Por agora, o facto sustenta-se por si próprio, e vale a pena declará-lo claramente: um jovem de dezassete anos olhou para uma questão que matemáticos têm rodeado desde a era de Galois, viu um padrão que a literatura não havia articulado, e provou-o. As equações que classificou permanecerão irresolúveis para sempre — mas graças a um adolescente búlgaro, está finalmente claro porquê.
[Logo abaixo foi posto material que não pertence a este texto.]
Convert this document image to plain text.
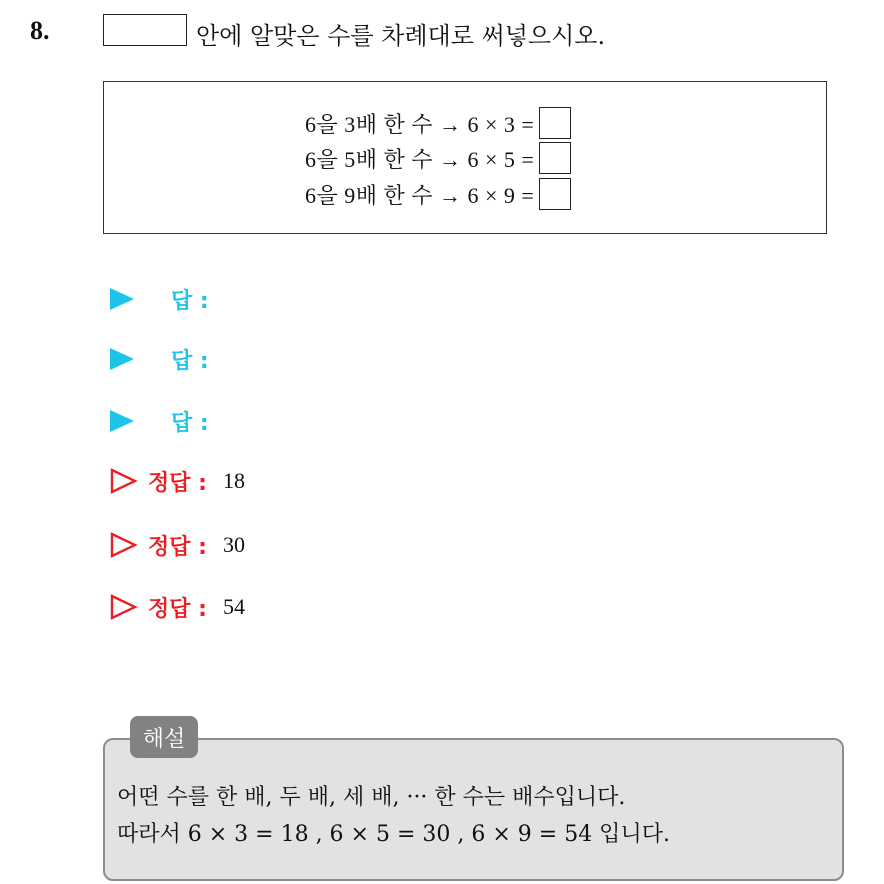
8.	안에 알맞은 수를 차례대로 써넣으시오.
6을 3배 한 수 → 6 × 3 =
6을 5배 한 수 → 6 × 5 =
6을 9배 한 수 → 6 × 9 =
답 :
답 :
답 :
정답 : 18
정답 : 30
정답 : 54
해설
어떤 수를 한 배, 두 배, 세 배, ··· 한 수는 배수입니다.
따라서 6 × 3 = 18 , 6 × 5 = 30 , 6 × 9 = 54 입니다.
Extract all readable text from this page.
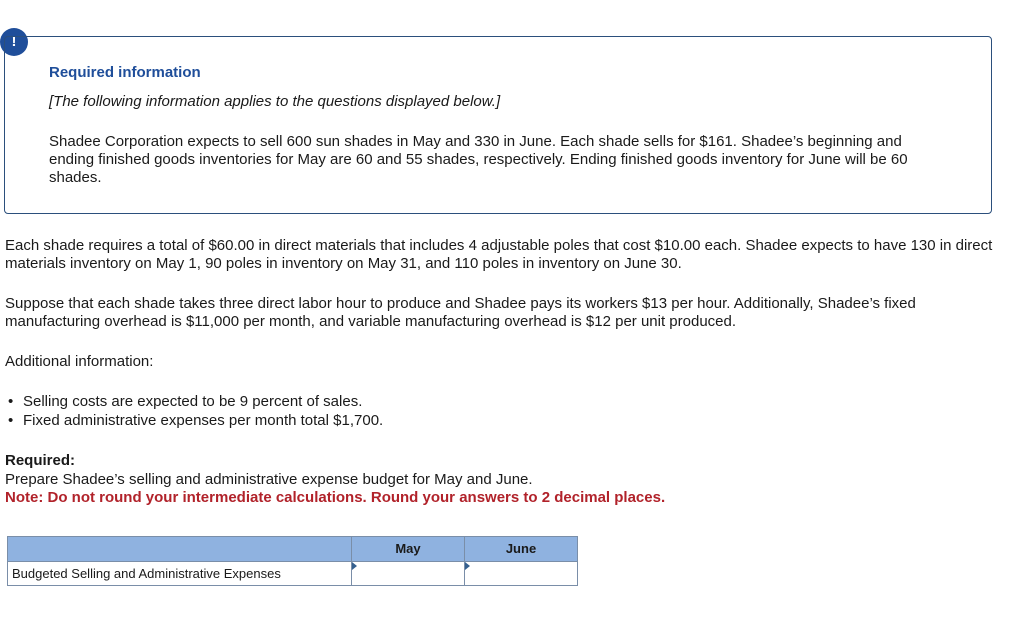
!
Required information
[The following information applies to the questions displayed below.]
Shadee Corporation expects to sell 600 sun shades in May and 330 in June. Each shade sells for $161. Shadee’s beginning and ending finished goods inventories for May are 60 and 55 shades, respectively. Ending finished goods inventory for June will be 60 shades.
Each shade requires a total of $60.00 in direct materials that includes 4 adjustable poles that cost $10.00 each. Shadee expects to have 130 in direct materials inventory on May 1, 90 poles in inventory on May 31, and 110 poles in inventory on June 30.
Suppose that each shade takes three direct labor hour to produce and Shadee pays its workers $13 per hour. Additionally, Shadee’s fixed manufacturing overhead is $11,000 per month, and variable manufacturing overhead is $12 per unit produced.
Additional information:
• Selling costs are expected to be 9 percent of sales.
• Fixed administrative expenses per month total $1,700.
Required:
Prepare Shadee’s selling and administrative expense budget for May and June.
Note: Do not round your intermediate calculations. Round your answers to 2 decimal places.
	May	June
Budgeted Selling and Administrative Expenses	
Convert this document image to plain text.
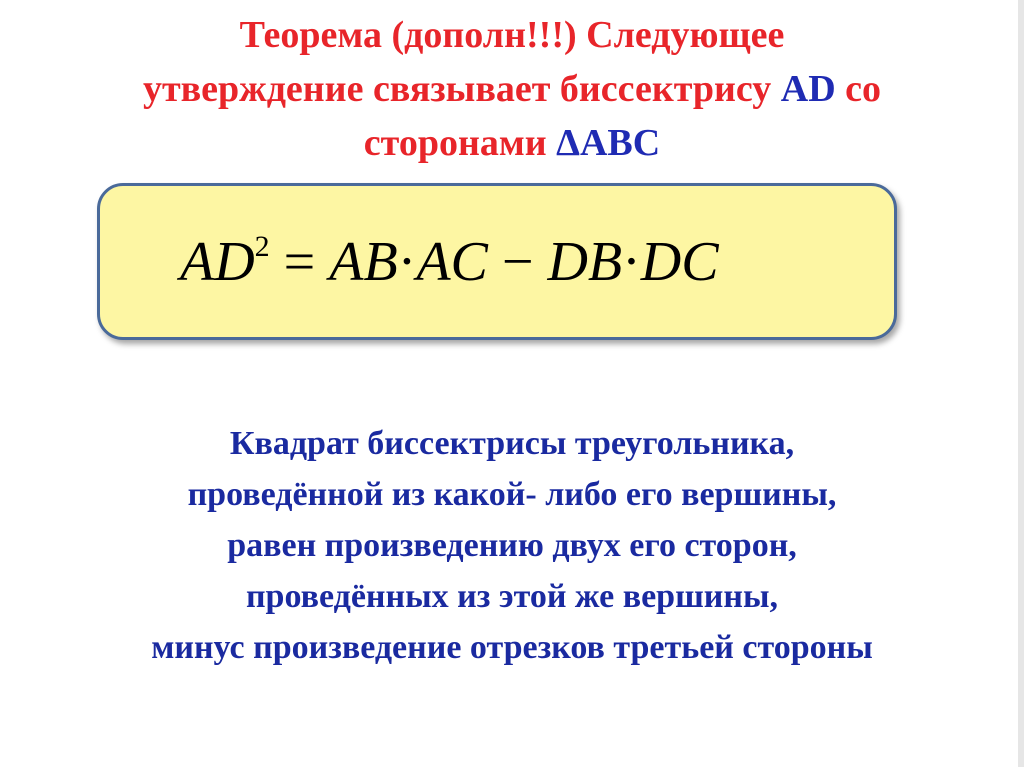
Теорема (дополн!!!) Следующее
утверждение связывает биссектрису AD со
сторонами ΔАВС
$AD^2 = AB\cdot AC - DB\cdot DC$
Квадрат биссектрисы треугольника,
проведённой из какой- либо его вершины,
равен произведению двух его сторон,
проведённых из этой же вершины,
минус произведение отрезков третьей стороны
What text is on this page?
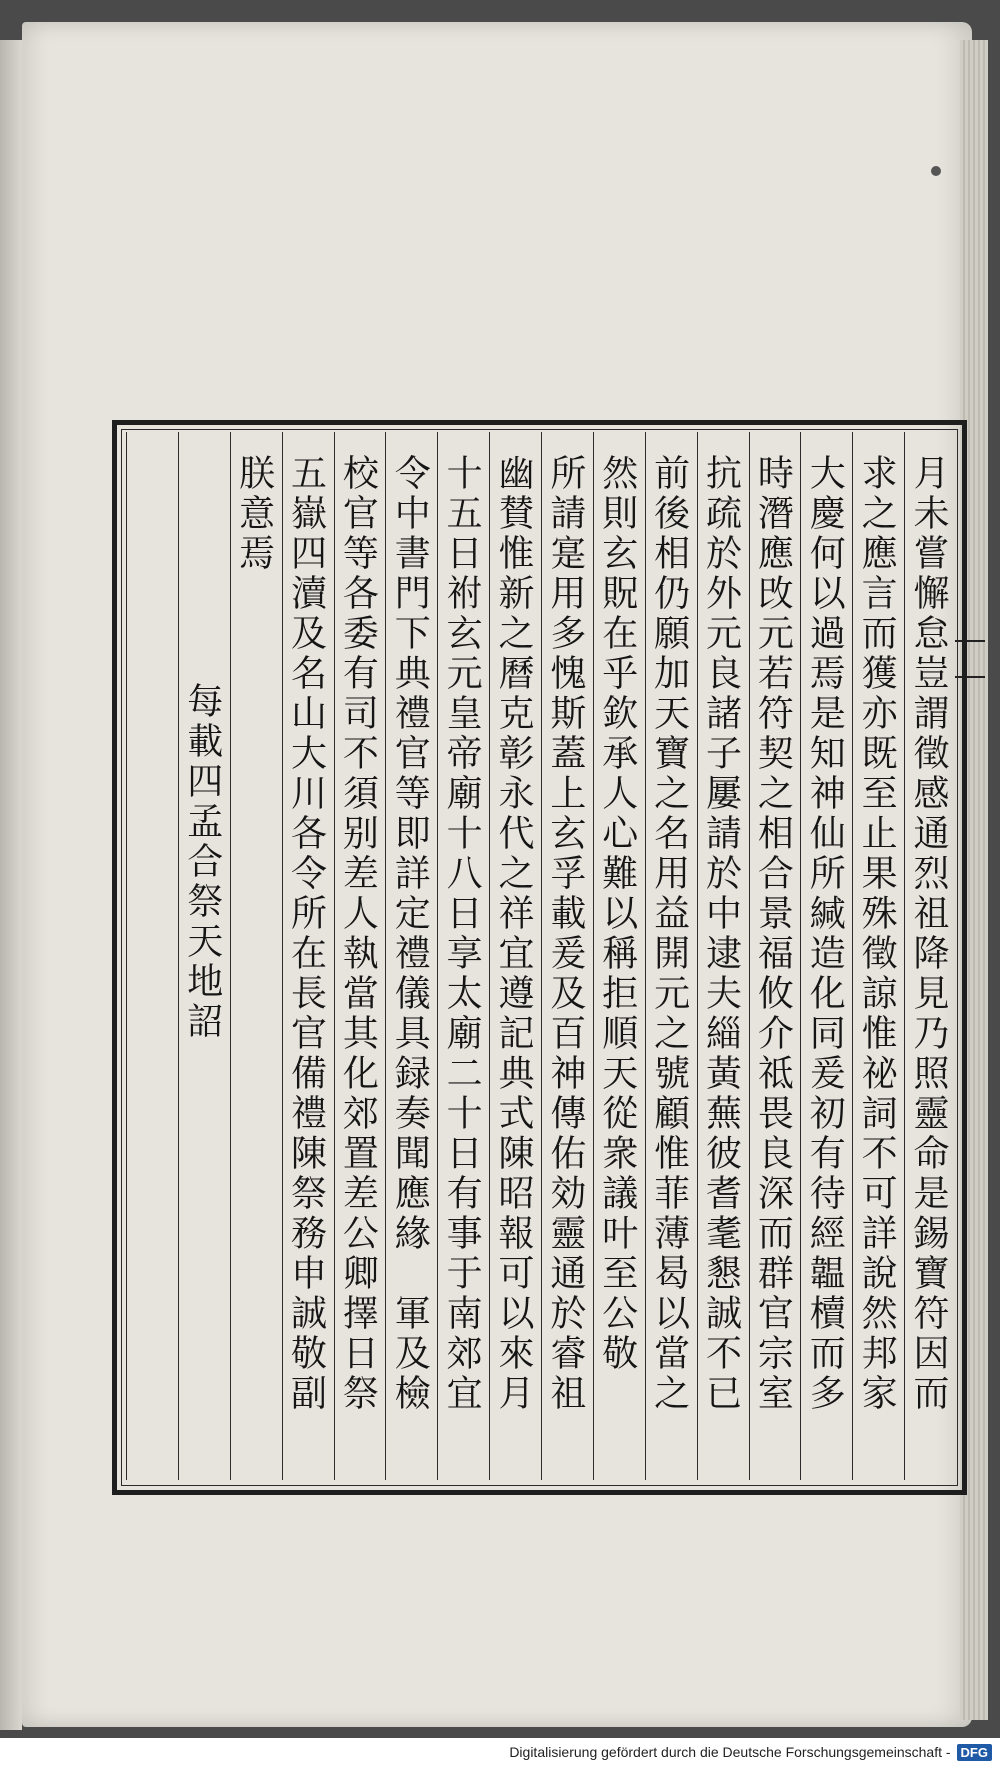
月未嘗懈怠豈謂徵感通烈祖降見乃照靈命是錫寶符因而
求之應言而獲亦既至止果殊徵諒惟祕詞不可詳說然邦家
大慶何以過焉是知神仙所緘造化同爰初有待經韞櫝而多
時潛應攺元若符契之相合景福攸介祗畏良深而群官宗室
抗疏於外元良諸子屢請於中逮夫緇黃蕪彼耆耄懇誠不已
前後相仍願加天寶之名用益開元之號顧惟菲薄曷以當之
然則玄貺在乎欽承人心難以稱拒順天從衆議叶至公敬
所請寔用多愧斯蓋上玄孚載爰及百神傳佑効靈通於睿祖
幽賛惟新之曆克彰永代之祥宜遵記典式陳昭報可以來月
十五日祔玄元皇帝廟十八日享太廟二十日有事于南郊宜
令中書門下典禮官等即詳定禮儀具録奏聞應緣　軍及檢
校官等各委有司不須别差人執當其化郊置差公卿擇日祭
五嶽四瀆及名山大川各令所在長官備禮陳祭務申誠敬副
朕意焉
每載四孟合祭天地詔
Digitalisierung gefördert durch die Deutsche Forschungsgemeinschaft - DFG
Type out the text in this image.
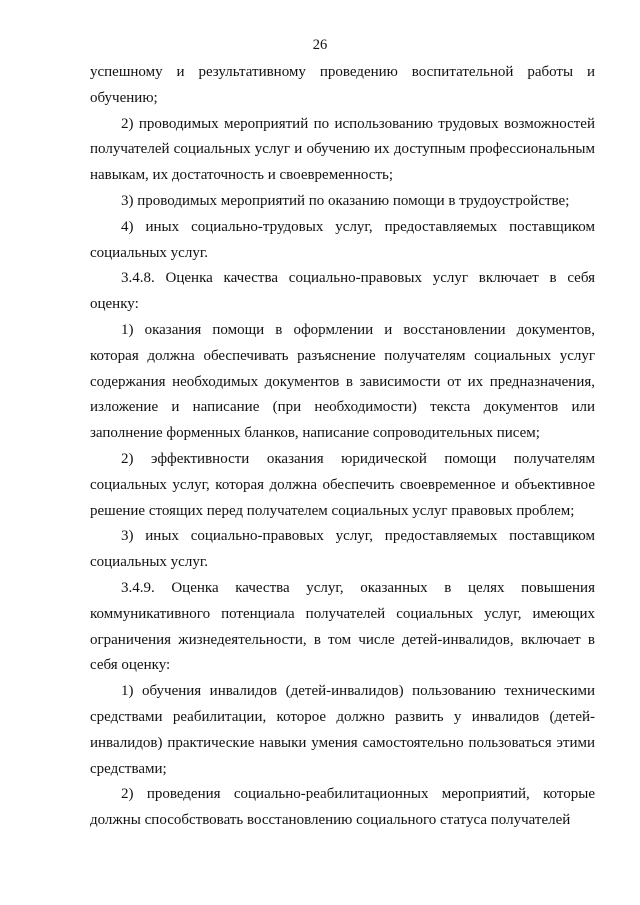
26

успешному и результативному проведению воспитательной работы и обучению;

2) проводимых мероприятий по использованию трудовых возможностей получателей социальных услуг и обучению их доступным профессиональным навыкам, их достаточность и своевременность;

3) проводимых мероприятий по оказанию помощи в трудоустройстве;

4) иных социально-трудовых услуг, предоставляемых поставщиком социальных услуг.

3.4.8. Оценка качества социально-правовых услуг включает в себя оценку:

1) оказания помощи в оформлении и восстановлении документов, которая должна обеспечивать разъяснение получателям социальных услуг содержания необходимых документов в зависимости от их предназначения, изложение и написание (при необходимости) текста документов или заполнение форменных бланков, написание сопроводительных писем;

2) эффективности оказания юридической помощи получателям социальных услуг, которая должна обеспечить своевременное и объективное решение стоящих перед получателем социальных услуг правовых проблем;

3) иных социально-правовых услуг, предоставляемых поставщиком социальных услуг.

3.4.9. Оценка качества услуг, оказанных в целях повышения коммуникативного потенциала получателей социальных услуг, имеющих ограничения жизнедеятельности, в том числе детей-инвалидов, включает в себя оценку:

1) обучения инвалидов (детей-инвалидов) пользованию техническими средствами реабилитации, которое должно развить у инвалидов (детей-инвалидов) практические навыки умения самостоятельно пользоваться этими средствами;

2) проведения социально-реабилитационных мероприятий, которые должны способствовать восстановлению социального статуса получателей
“Nikola Veselinov, 17, de Sofia, Bulgária, recebeu o Regeneron Young Scientist Award de 75.000 dólares por descrever um novo teorema em matemática.”— Society for Science, maio de 2026
“Estes estudantes nunca deixam de me inspirar... são prova do que é possível.”— Maya Ajmera, Presidente e CEO, Society for Science, maio de 2026
| Pessoa | País | Marco | Idade / Dado |
|---|---|---|---|
| Nikola Veselinov | 🇧🇬 Bulgária | Novo teorema sobre irresolubilidade; prémio Young Scientist Award de 75.000 dólares | Nascido em 2008 |
| Hikaru Kuribayashi | 🇯🇵 Japão | Prémio máximo ISEF 2026, 100.000 dólares, por simulação de dobragem de origami | Nascido em 2008 |
| Lakshmi Agrawal | 🇺🇸 Estados Unidos | Prémio Young Scientist Award ISEF 2026 por filtro de salvação de salmão | Nascida em 2007 |
| Sirish Subash | 🇺🇸 Estados Unidos | America's Top Young Scientist por dispositivo de deteção de pesticidas | Nascido em 2010 |
| Elliott Tanner | 🇺🇸 Estados Unidos | Estudante de doutoramento em Física aos 13 anos | Nascido em 2008 |
Nikola Veselinov importa porque fez a coisa mais rara que um adolescente pode fazer na ciência: provou algo novo. Não um dispositivo, não um conjunto de dados — um teorema, ampliando a teoria da resolubilidade que Galois e Abel fundaram ainda jovens, e julgado a melhor matemática entre 1.700 finalistas de 64 países. O seu prémio de 75.000 dólares fez dele um dos três laureados da maior feira de ciências pré-universitária do mundo, e o seu percurso — da escola de olimpíadas de Sofia ao pódio da ISEF ao RSI — é o pipeline moderno de talento matemático a funcionar a plena pressão. As equações que classificou permanecem irresolúveis para sempre; agora o mundo sabe exatamente porquê.